Como miembro de la familia real, la duquesa solía cumplir funciones protocolares. Su rol fundamental era en el tradicional torneo de Wimbledon donde se encargaba de entregar el trofeo. No se limitó a ser una figurita decorativa. Fue una de las impulsoras para dejar de lado la tradición que exigía que los jugadores -británicos o no- hicieran una reverencia al pasar por el palco real y la primera que permitió que los niños accedieran a ese selectivo lugar.
Romper con las tradiciones de Wimbledon fue osado, pero dejar la fe anglicana para convertirse al catolicismo fue un acto que sacudió a la familia real. “Me encantan las pautas y la Iglesia Católica te ofrece pautas. Siempre he querido eso en mi vida. Me gusta saber qué se espera de mí. Me gusta que me digan: irás a la iglesia el domingo y si no lo haces, ¡te lo perderás!”, fue la razón entre extraña y curiosa que dio sobre su cambio de creencia, algo que ningún miembro de la realeza británica hacía desde 1685.
Ante la decisión de Kate, la reina Isabel se mostró tolerante y sabia. No solo respetó la decisión de la esposa de su primo favorito sino que decidió no modificar los derechos sucesorios de su pariente. Al fin de cuentas no era tan complejo ya que el duque ocupa el puesto número 39 en la sucesión al trono.
Convencida de que lo importante son las obras más que los nombres, la duquesa fue por más y decidió renunciar al tratamiento de Alteza Real, para ser simplemente “Katherine Kent”. “No me gusta ser una figura pública y lo digo con mucha humildad”, reveló en una entrevista. “Es mi naturaleza, la forma en que nací. Me gusta hacer las cosas en silencio detrás de las escenas. Soy una persona muy tímida”.
Abandonar los títulos no implica abandonar los afectos, por eso asistió feliz a la boda del príncipe Guillermo con Kate Middleton. Ella y su esposo fueron uno de los pocos invitados que la reina Isabel pidió que estuvieran presentes en los funerales del príncipe Felipe.

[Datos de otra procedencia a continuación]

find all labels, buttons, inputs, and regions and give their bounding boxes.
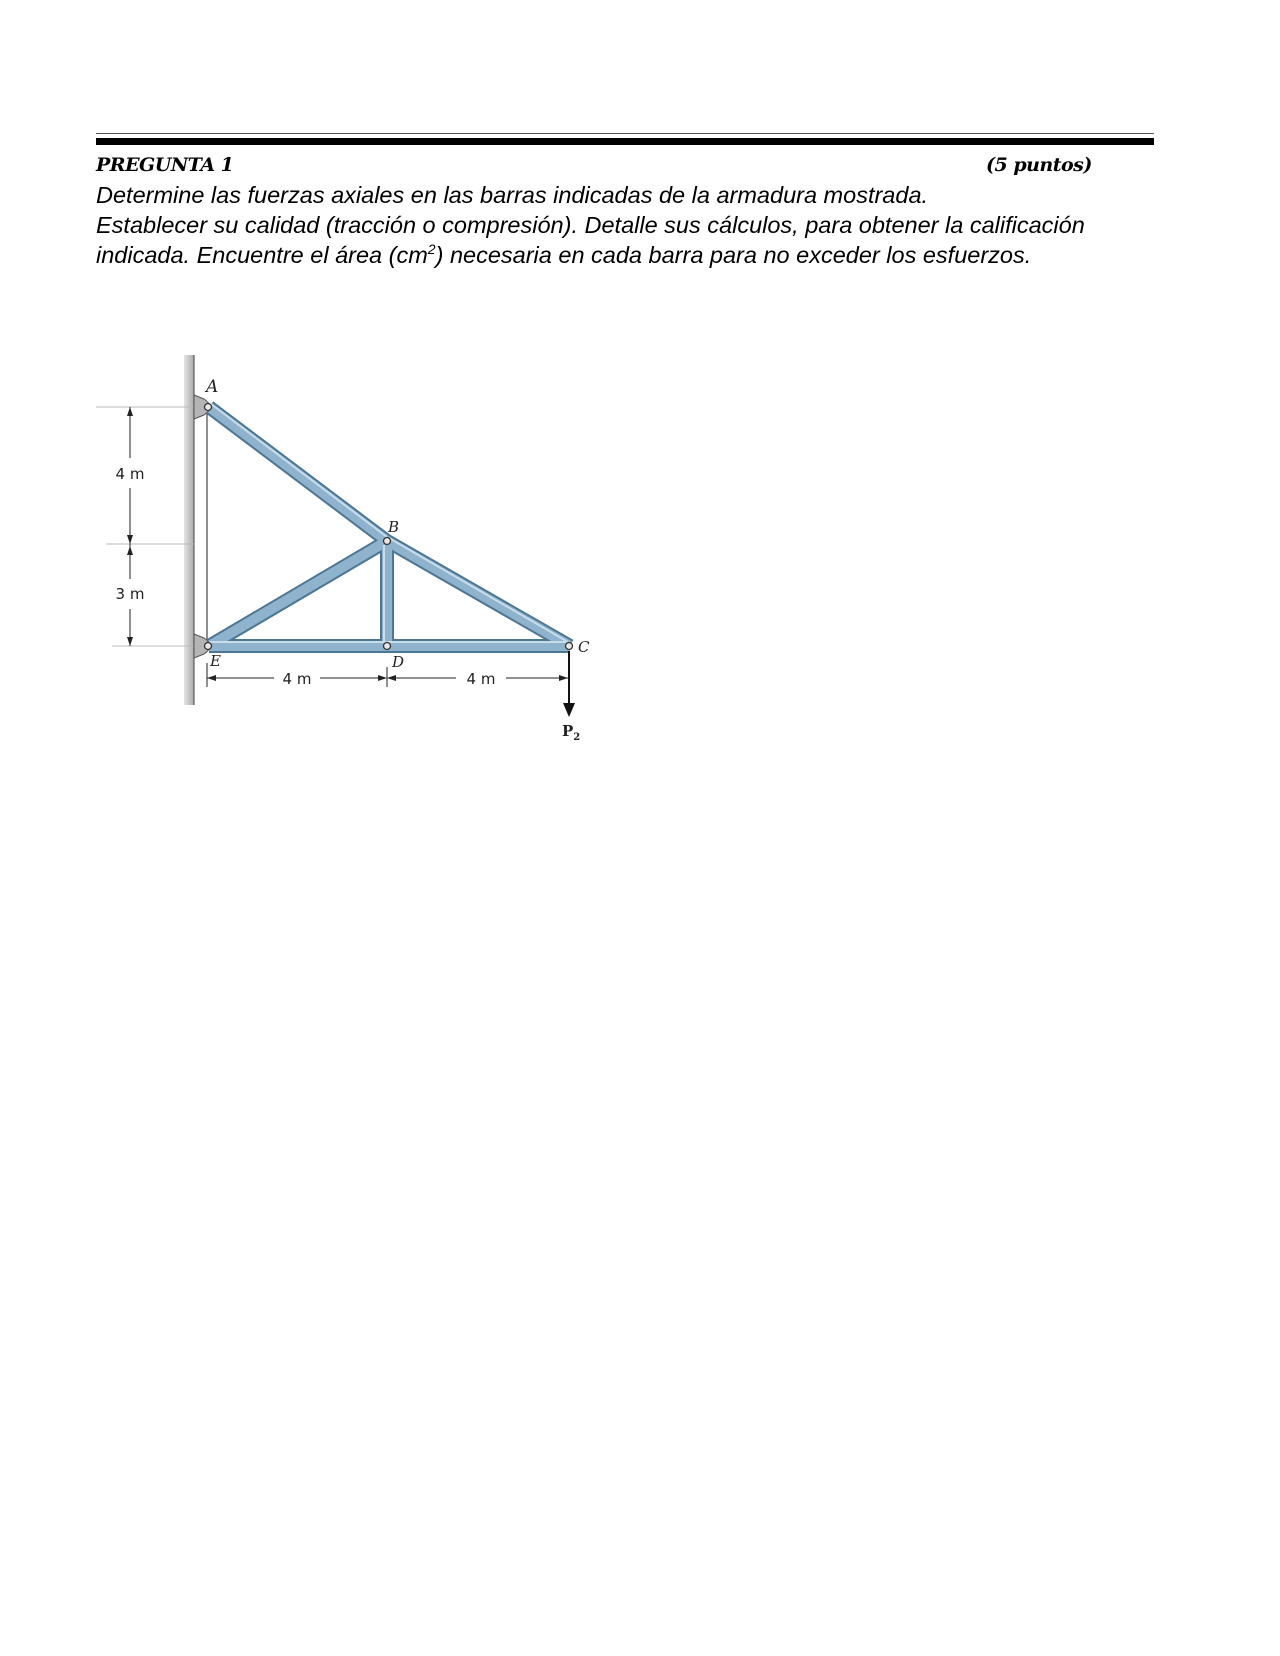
load-symbol: P — [562, 722, 574, 740]
joint-e — [205, 643, 212, 650]
dimension-arrow-lower-top — [127, 546, 133, 555]
statement-line-2: Establecer su calidad (tracción o compresión). Detalle sus cálculos, para obtener la calificación — [96, 212, 1085, 238]
statement-line-3-start: indicada. Encuentre el área (cm — [96, 242, 428, 268]
member-bc — [387, 541, 570, 646]
joint-b — [384, 538, 391, 545]
dimension-arrow-right-start — [387, 675, 396, 681]
statement-line-1: Determine las fuerzas axiales en las barras indicadas de la armadura mostrada. — [96, 182, 929, 208]
joint-c — [566, 643, 573, 650]
dimension-arrow-right-end — [559, 675, 568, 681]
statement-line-3 — [96, 240, 1196, 270]
question-statement — [96, 180, 1196, 270]
dimension-label-lower: 3 m — [115, 585, 145, 603]
question-points: (5 puntos) — [986, 154, 1092, 176]
dimension-arrow-upper-top — [127, 407, 133, 416]
joint-label-b: B — [388, 518, 400, 536]
member-eb — [209, 541, 387, 646]
joint-d — [384, 643, 391, 650]
area-unit-exponent: 2 — [427, 241, 436, 258]
dimension-arrow-left-start — [207, 675, 216, 681]
load-subscript: 2 — [573, 732, 581, 743]
header-rule-thin — [96, 133, 1154, 134]
joint-label-e: E — [210, 652, 221, 670]
member-ab — [209, 407, 387, 541]
dimension-label-upper: 4 m — [115, 465, 145, 483]
member-ab-highlight — [211, 404, 387, 537]
joint-label-d: D — [392, 653, 405, 671]
truss-figure — [96, 355, 636, 795]
statement-line-3-end: ) necesaria en cada barra para no exceder los esfuerzos. — [435, 242, 1032, 268]
joint-a — [205, 404, 212, 411]
joint-label-a: A — [206, 377, 219, 397]
dimension-arrow-left-end — [378, 675, 387, 681]
member-bc-highlight — [389, 538, 568, 642]
dimension-label-left: 4 m — [282, 670, 312, 688]
truss-diagram — [96, 355, 636, 795]
dimension-label-right: 4 m — [466, 670, 496, 688]
load-label — [562, 722, 580, 743]
load-arrow-head — [563, 703, 575, 717]
joint-label-c: C — [578, 638, 590, 656]
dimension-arrow-lower-bottom — [127, 637, 133, 646]
question-title: PREGUNTA 1 — [96, 154, 234, 176]
question-header — [96, 154, 1096, 182]
dimension-arrow-upper-bottom — [127, 535, 133, 544]
header-rule-thick — [96, 138, 1154, 145]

Al abandonar sus deberes con la familia real, Kathe retomó a su primer gran amor y pasión: la música. Con su título de duquesa olvidado pero el de docente vigente se postuló para el puesto de profesora de música en la escuela primaria Wansbeck en la ciudad de Kingston upon Hull que cuenta con un progresista programa de inclusión de chicos con dificultades.
“Los niños de primaria son como pequeñas esponjas. Tienen muchas ganas de aprender, por lo que enseñarles es muy satisfactorio”, contó sobre su decisión de enseñar. Como docente durante años mantuvo en secreto sus lazos con la familia real, pocos miembros de la escuela sabían que estaban ante una mujer que tomaba el té con la reina. Para ellos solo era “Mrs Kent”. Supieron su identidad cuando ella concedió una entrevista a la BBC. Conocedora del poder sanador de la música no dudó en trabajar como voluntaria dando clases a los chicos que vivían en el edificio Greenfeld, que se incendió en 2017. Además creó Future talent, una fundación que trata de ayudar a los niños con aptitudes musicales a desarrollar su talento en el futuro.

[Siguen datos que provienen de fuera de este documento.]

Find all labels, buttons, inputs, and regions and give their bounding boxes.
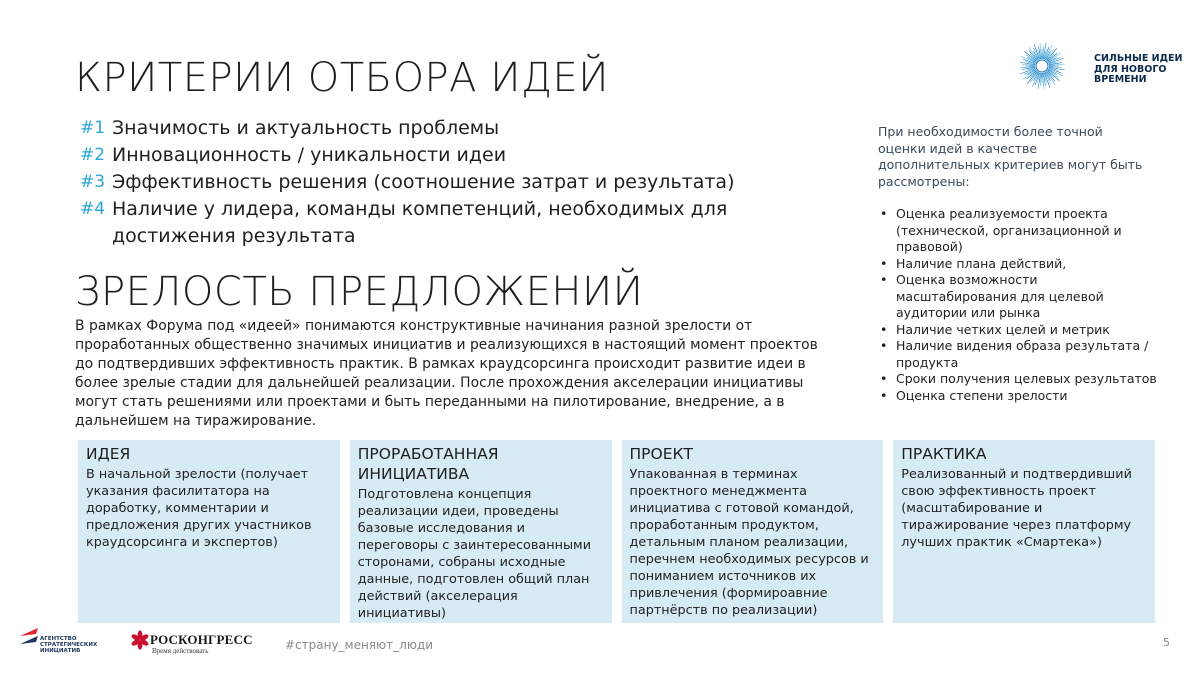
list-item: • Наличие видения образа результата / продукта (878, 338, 1158, 371)
page-number: 5 (1163, 636, 1170, 649)
criteria-text: Значимость и актуальность проблемы (112, 117, 500, 139)
criteria-list (80, 115, 820, 250)
criteria-item (80, 142, 820, 169)
list-item: • Сроки получения целевых результатов (878, 371, 1158, 388)
card-title: ПРОЕКТ (629, 445, 693, 463)
criteria-number: #3 (80, 172, 106, 192)
roscongress-flower-icon (130, 630, 150, 650)
criteria-number: #4 (80, 199, 106, 219)
criteria-text: Наличие у лидера, команды компетенций, необходимых для достижения результата (112, 198, 728, 247)
logo-center-circle (1036, 60, 1048, 72)
card-text: Подготовлена концепция реализации идеи, проведены базовые исследования и переговоры с заинтересованными сторонами, собраны исходные данные, подготовлен общий план действий (акселерация инициативы) (357, 487, 592, 621)
side-criteria-list (878, 206, 1158, 404)
card-text: Упакованная в терминах проектного менеджмента инициатива с готовой командой, проработанным продуктом, детальным планом реализации, перечнем необходимых ресурсов и пониманием источников их привлечения (формироавние партнёрств по реализации) (629, 467, 869, 618)
list-item: • Наличие плана действий, (878, 256, 1158, 273)
logo-ray (1046, 72, 1055, 85)
card-title: ПРАКТИКА (901, 445, 987, 463)
card-title: ПРОРАБОТАННАЯ ИНИЦИАТИВА (357, 445, 499, 483)
criteria-number: #1 (80, 118, 106, 138)
card-text: В начальной зрелости (получает указания фасилитатора на доработку, комментарии и предложения других участников краудсорсинга и экспертов) (86, 467, 312, 550)
card-text: Реализованный и подтвердивший свою эффективность проект (масштабирование и тиражирование через платформу лучших практик «Смартека») (901, 467, 1132, 550)
asi-logo-text: АГЕНТСТВО СТРАТЕГИЧЕСКИХ ИНИЦИАТИВ (40, 636, 98, 654)
stage-card-practice (893, 440, 1155, 623)
list-item: • Оценка реализуемости проекта (технической, организационной и правовой) (878, 206, 1158, 256)
page-title-criteria: КРИТЕРИИ ОТБОРА ИДЕЙ (75, 55, 609, 101)
logo-ray (1029, 47, 1038, 60)
stage-card-idea (78, 440, 340, 623)
criteria-item (80, 115, 820, 142)
roscongress-tagline: Время действовать (152, 647, 209, 655)
logo-ray (1023, 70, 1036, 79)
logo-text: СИЛЬНЫЕ ИДЕИ ДЛЯ НОВОГО ВРЕМЕНИ (1094, 53, 1183, 85)
logo-ray (1048, 53, 1061, 62)
roscongress-logo-text: РОСКОНГРЕСС (150, 632, 253, 647)
page-title-maturity: ЗРЕЛОСТЬ ПРЕДЛОЖЕНИЙ (75, 269, 644, 315)
criteria-item (80, 169, 820, 196)
criteria-text: Эффективность решения (соотношение затрат и результата) (112, 171, 735, 193)
criteria-item (80, 196, 820, 250)
card-title: ИДЕЯ (86, 445, 131, 463)
side-intro: При необходимости более точной оценки идей в качестве дополнительных критериев могут быть рассмотрены: (878, 124, 1143, 189)
list-item: • Наличие четких целей и метрик (878, 322, 1158, 339)
criteria-text: Инновационность / уникальности идеи (112, 144, 507, 166)
hashtag: #страну_меняют_люди (285, 638, 434, 652)
stage-card-project (622, 440, 884, 623)
stage-card-initiative (350, 440, 612, 623)
maturity-description: В рамках Форума под «идеей» понимаются конструктивные начинания разной зрелости от проработанных общественно значимых инициатив и реализующихся в настоящий момент проектов до подтвердивших эффективность практик. В рамках краудсорсинга происходит развитие идеи в более зрелые стадии для дальнейшей реализации. После прохождения акселерации инициативы могут стать решениями или проектами и быть переданными на пилотирование, внедрение, а в дальнейшем на тиражирование. (75, 318, 818, 429)
list-item: • Оценка возможности масштабирования для целевой аудитории или рынка (878, 272, 1158, 322)
list-item: • Оценка степени зрелости (878, 388, 1158, 405)
maturity-stages (78, 440, 1155, 623)
criteria-number: #2 (80, 145, 106, 165)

Hasta 2017 y con 85 años seguía dando clases en una escuela de media jornada y como profesora particular de piano. La mujer que se codeaba con reyes y millonarios asegura que ser docente “es un privilegio. Para mí, es uno de los trabajos más emocionantes que alguien puede hacer”. Solo por esta declaración y aunque ya no quiera que la llamen alteza, merece nuestra reverencia. Porque como ella misma le repite a sus alumnos “¿De qué se trata el mundo? No de las posesiones sino de personas que se cuidan unas a otras”.